Kanripo and Mandoku: Tools for distributed repositories of premodern Chinese texts

paper, specified "short paper"
  1. 1. Christian Wittern

    No affiliation given

Work text
This plain text was ingested for the purpose of full-text search, not to preserve original formatting or readability. For the most complete copy, refer to the original conference program.

During the last 15 to 20 years, a considerable amount of premodern Chinese texts have been made available electronically, both for free and unhindered use and commercially in dedicated and locked down applications. Examples for the first type include projects such as the Chinese Buddhist Electronic Text Association (www.cbeta.org) and Wikisource (zh.wikisource.org) and the Internet Archive (www.archive.org), while examples for the latter includes products like the Siku quansshu electronic edition (四庫全書 電子版) by Digital Heritage Publishing or Zhongguo jiben guji ku 中国 基本古籍庫 by Airusheng.

For scholars wanting to make use of these ressources for their research, there are a few obstacles, including:

different formats and ways to access the texts
in many cases, texts do not confirm to philological standards
researchers can not annotate the texts and share their notes
Now, the projects described here attempt to develop an infrastructure for enabling scholars to work with repositories of freely available texts using a rapid prototyping approach with an expanding group of scholars for testing and early adoption.
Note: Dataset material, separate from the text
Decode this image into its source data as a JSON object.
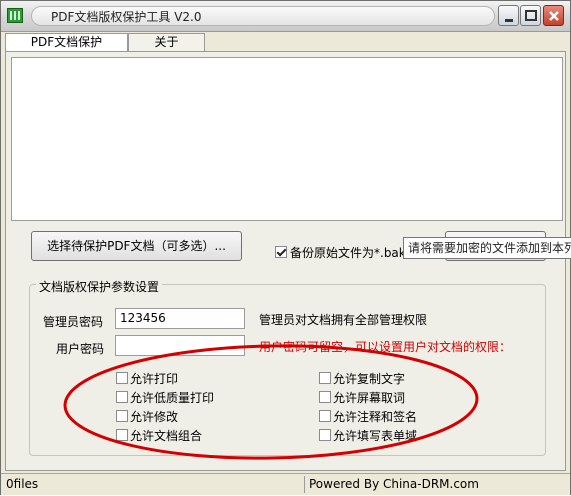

Technically, the main idea is to develop this as a network of repositories of texts, where each node a network consists of a set of git repositories, that can represent multiple editions of texts.

Kanripo: A repository of premodern Chinese texts
First experiments for one node of such a network have been started at Kyoto University's Institute for Research in Humanities and its associated Center for Informatics in East-Asian Studies, CIEAS. In this experiment, the distributed version control system (DVCS) git is used as a basic transportation layer. Every text in the repository is represented by one DVCS node; different editions of the text can be represented by different versions or "branches" within this node; digital facsimiles can be associated with such versions. Users can also "fork" public projects and create new branches with their own annotations and comments and share these with other researchers, either in closed groups or with the general public.

The interaction with Kanripo occurs mainly through the web interface, but can also occur directly from the desktop tool Mandoku. However, as the experience so far has shown, it seems necessary to further develop the web interface, to enable it to become not just a hub for interaction between the users, but also a full-fledged client for editing texts in the repository or add comments and annotations. For this purpose, a system similar to the popular Github site (github.com) is envisioned, starting from a open source clone of github called gitlab. This is in a very early stage of development and any feedback from the audience will be much appreciated.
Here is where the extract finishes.